While the BoC took a more bullish stance in its April rate announcement, the euro zone’s sovereign debt crisis and a slowing global economy has tempered such an outlook.
“Some of the risks around the European crisis are materializing and risks remain skewed to the downside. This is leading to a sharp deterioration in global financial conditions,” the bank said in its statement on Tuesday, announcing the rate decision.
The BoC’s softened tone and heightened concern about the problems in Europe indicate that it is in no rush to raise interest rates amid growing uncertainty.
“To the extent that the economic expansion continues and the current excess supply in the economy is gradually absorbed, some modest withdrawal of the present considerable monetary policy stimulus may become appropriate, consistent with achieving the 2-percent inflation target over the medium-term,” it said. “The timing and degree of any such withdrawal will be weighed carefully against domestic and global economic developments.”
Capital Economics -- long-time bears on the outlook for the Canadian economy -- says the softened language by the BoC adds credence to their view that economic growth will be hard to come by.

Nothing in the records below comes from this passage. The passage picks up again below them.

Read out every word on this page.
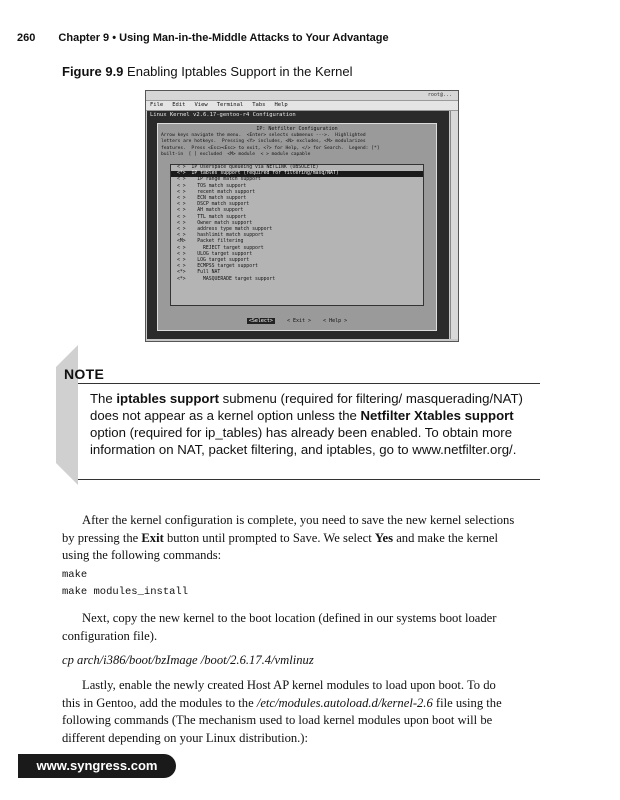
260 Chapter 9 • Using Man-in-the-Middle Attacks to Your Advantage
Figure 9.9 Enabling Iptables Support in the Kernel
root@...
File Edit View Terminal Tabs Help
Linux Kernel v2.6.17-gentoo-r4 Configuration
IP: Netfilter Configuration
Arrow keys navigate the menu.  <Enter> selects submenus --->.  Highlighted
letters are hotkeys.  Pressing <Y> includes, <N> excludes, <M> modularizes
features.  Press <Esc><Esc> to exit, <?> for Help, </> for Search.  Legend: [*]
built-in  [ ] excluded  <M> module  < > module capable
< >  IP Userspace queueing via NETLINK (OBSOLETE)
<*>  IP tables support (required for filtering/masq/NAT)
< >    IP range match support
< >    TOS match support
< >    recent match support
< >    ECN match support
< >    DSCP match support
< >    AH match support
< >    TTL match support
< >    Owner match support
< >    address type match support
< >    hashlimit match support
<M>    Packet filtering
< >      REJECT target support
< >    ULOG target support
< >    LOG target support
< >    ECMPSS target support
<*>    Full NAT
<*>      MASQUERADE target support
<Select>	< Exit > < Help >
NOTE
The iptables support submenu (required for filtering/ masquerading/NAT) does not appear as a kernel option unless the Netfilter Xtables support option (required for ip_tables) has already been enabled. To obtain more information on NAT, packet filtering, and iptables, go to www.netfilter.org/.

After the kernel configuration is complete, you need to save the new kernel selections by pressing the Exit button until prompted to Save. We select Yes and make the kernel using the following commands:

make
make modules_install

Next, copy the new kernel to the boot location (defined in our systems boot loader configuration file).

cp arch/i386/boot/bzImage /boot/2.6.17.4/vmlinuz

Lastly, enable the newly created Host AP kernel modules to load upon boot. To do this in Gentoo, add the modules to the /etc/modules.autoload.d/kernel-2.6 file using the following commands (The mechanism used to load kernel modules upon boot will be different depending on your Linux distribution.):

www.syngress.com
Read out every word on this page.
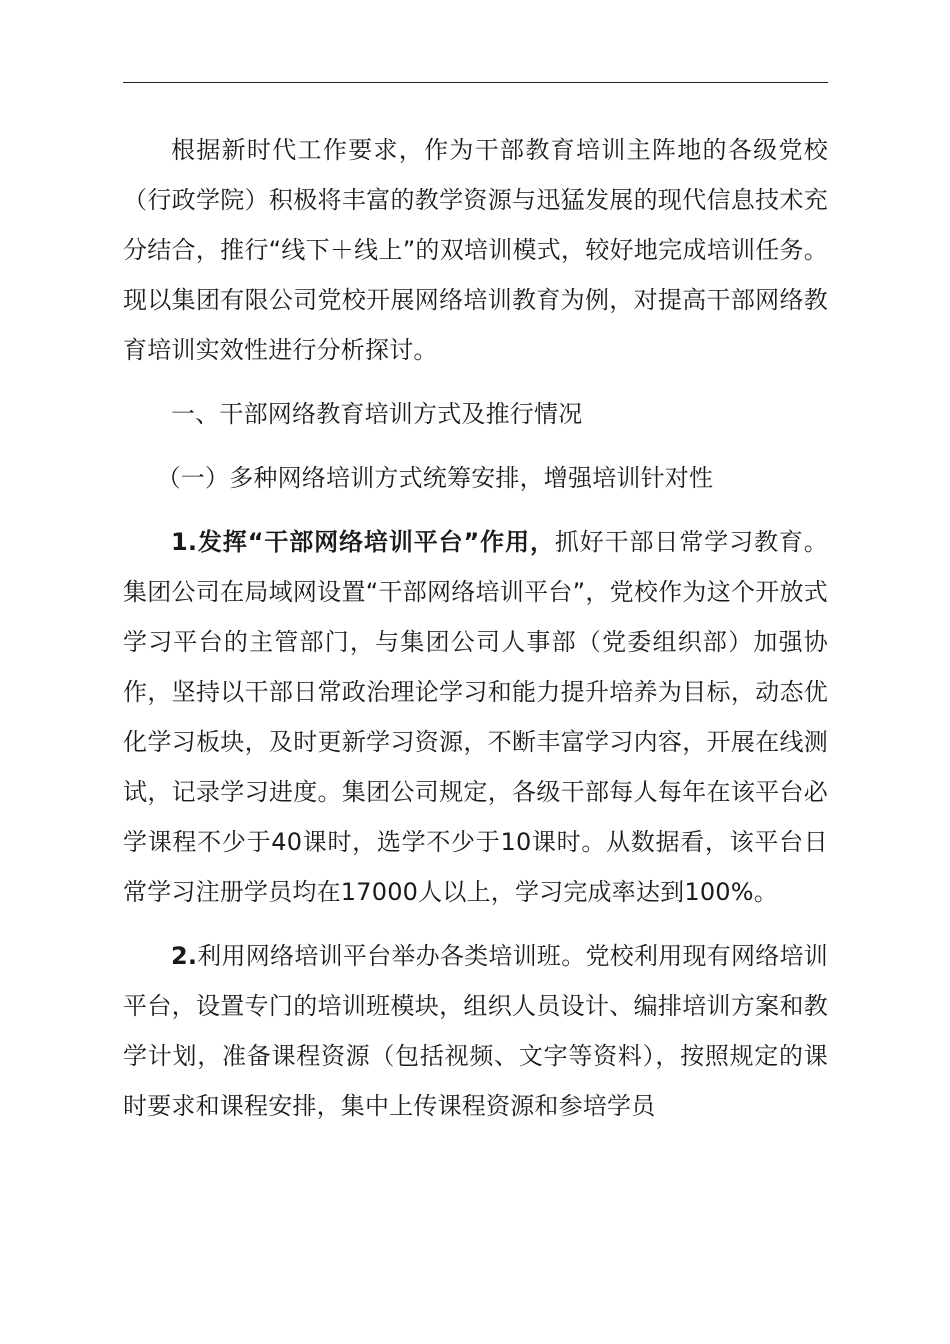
根据新时代工作要求，作为干部教育培训主阵地的各级党校（行政学院）积极将丰富的教学资源与迅猛发展的现代信息技术充分结合，推行“线下＋线上”的双培训模式，较好地完成培训任务。现以集团有限公司党校开展网络培训教育为例，对提高干部网络教育培训实效性进行分析探讨。

一、干部网络教育培训方式及推行情况

（一）多种网络培训方式统筹安排，增强培训针对性

1.发挥“干部网络培训平台”作用，抓好干部日常学习教育。集团公司在局域网设置“干部网络培训平台”，党校作为这个开放式学习平台的主管部门，与集团公司人事部（党委组织部）加强协作，坚持以干部日常政治理论学习和能力提升培养为目标，动态优化学习板块，及时更新学习资源，不断丰富学习内容，开展在线测试，记录学习进度。集团公司规定，各级干部每人每年在该平台必学课程不少于40课时，选学不少于10课时。从数据看，该平台日常学习注册学员均在17000人以上，学习完成率达到100%。

2.利用网络培训平台举办各类培训班。党校利用现有网络培训平台，设置专门的培训班模块，组织人员设计、编排培训方案和教学计划，准备课程资源（包括视频、文字等资料），按照规定的课时要求和课程安排，集中上传课程资源和参培学员
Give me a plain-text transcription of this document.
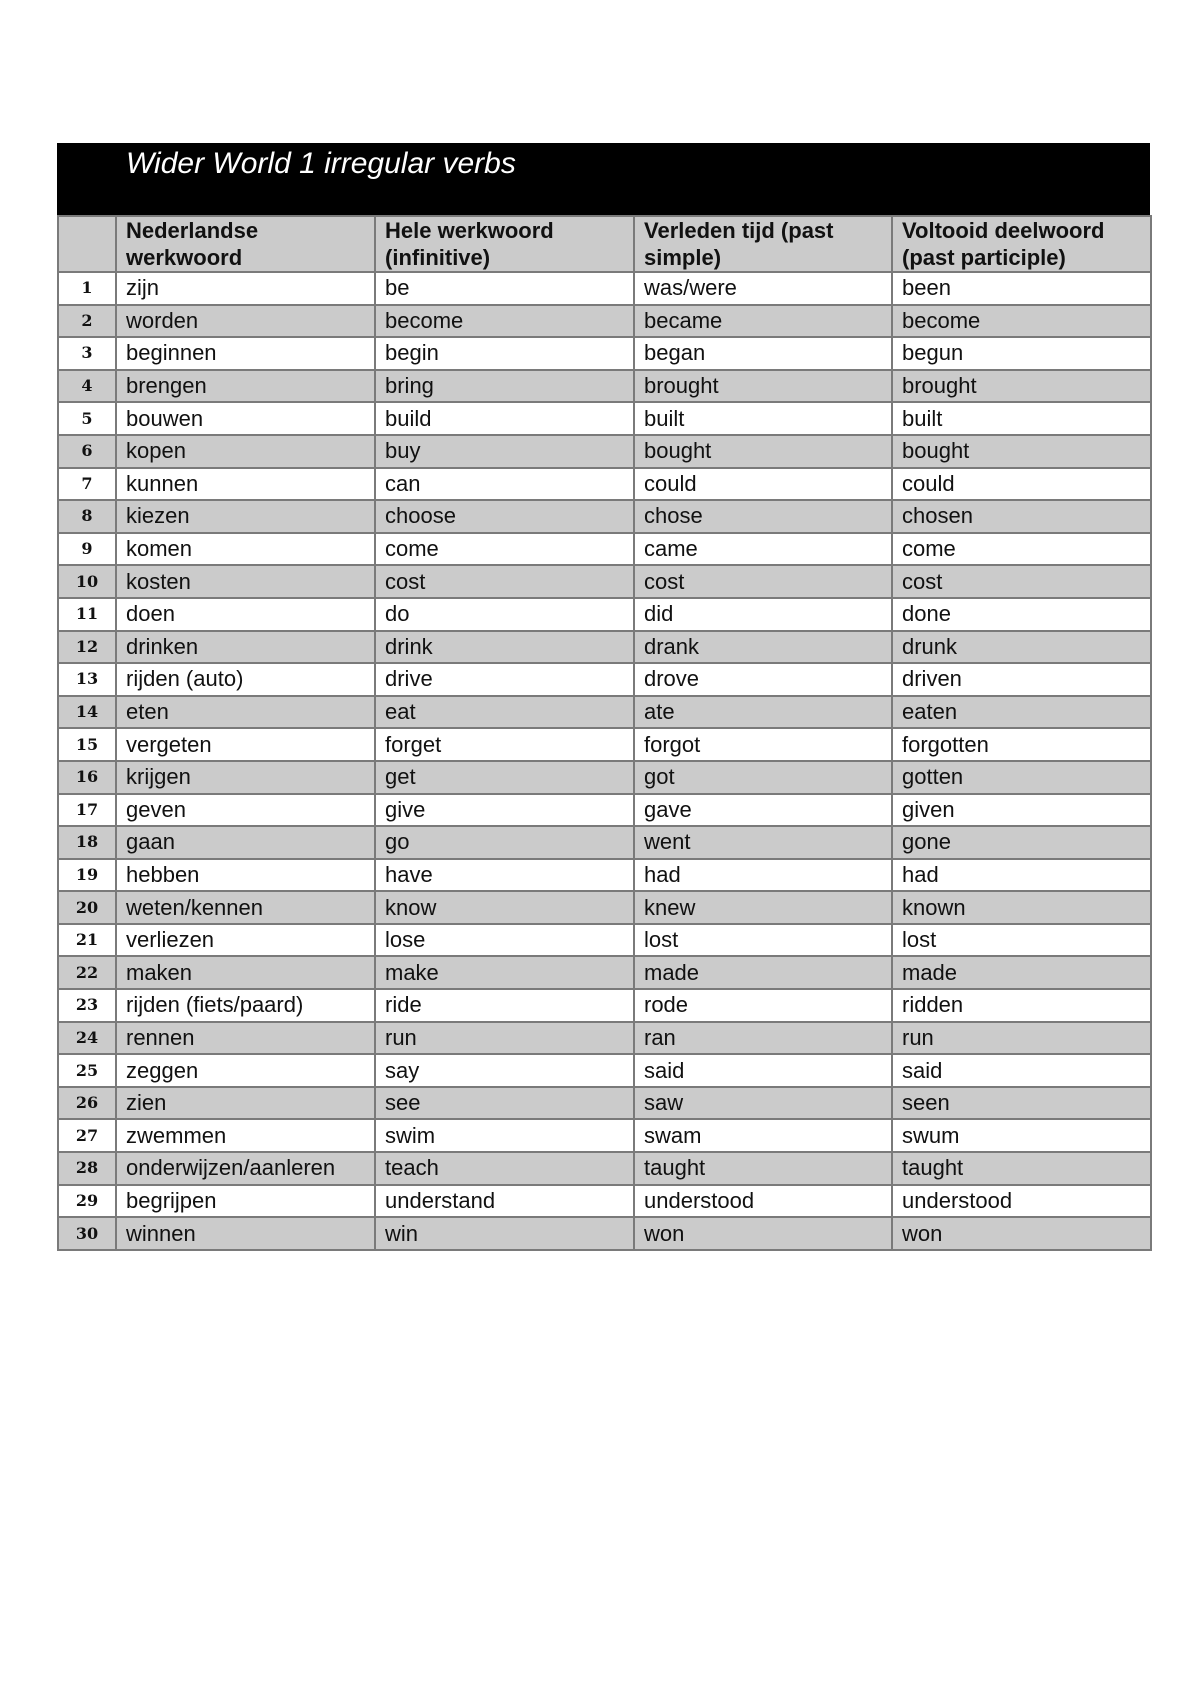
Wider World 1 irregular verbs
	Nederlandse werkwoord	Hele werkwoord (infinitive)	Verleden tijd (past simple)	Voltooid deelwoord (past participle)
1	zijn	be	was/were	been
2	worden	become	became	become
3	beginnen	begin	began	begun
4	brengen	bring	brought	brought
5	bouwen	build	built	built
6	kopen	buy	bought	bought
7	kunnen	can	could	could
8	kiezen	choose	chose	chosen
9	komen	come	came	come
10	kosten	cost	cost	cost
11	doen	do	did	done
12	drinken	drink	drank	drunk
13	rijden (auto)	drive	drove	driven
14	eten	eat	ate	eaten
15	vergeten	forget	forgot	forgotten
16	krijgen	get	got	gotten
17	geven	give	gave	given
18	gaan	go	went	gone
19	hebben	have	had	had
20	weten/kennen	know	knew	known
21	verliezen	lose	lost	lost
22	maken	make	made	made
23	rijden (fiets/paard)	ride	rode	ridden
24	rennen	run	ran	run
25	zeggen	say	said	said
26	zien	see	saw	seen
27	zwemmen	swim	swam	swum
28	onderwijzen/aanleren	teach	taught	taught
29	begrijpen	understand	understood	understood
30	winnen	win	won	won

“The Bank is now more deeply concerned about the faltering global economic recovery and the downside risks to growth in Canada. This supports our view that interest rates are unlikely to rise anytime soon,” David Madani said in a note to clients. “As such, the broader message remains that short and longer-term interest rates are likely to remain low for years.”
But, parsing the language of the central bank -- which has often led to vastly different interpretations -- has never been easy.
Economists at Desjardins disagree with Capital Economics, saying the bank provided enough evidence to investors that while interest rates may remain low in the short-term, the next move will only be in one direction: Up.
“The BoC still believes that the next change in its monetary policy will be an increase in its key interest rates. This should rein in the speculation by some investors, who until just recently were counting on a lowering of the target for the overnight rate in the months ahead,” Benoit Durocher said in a note to clients. “That said, we detect some hesitation on the part of the monetary authorities.”
The BoC’s new stance comes as Europe’s sovereign debt deepens and economic data in the world’s two largest economies – the U.S. and China – point to a slowdown.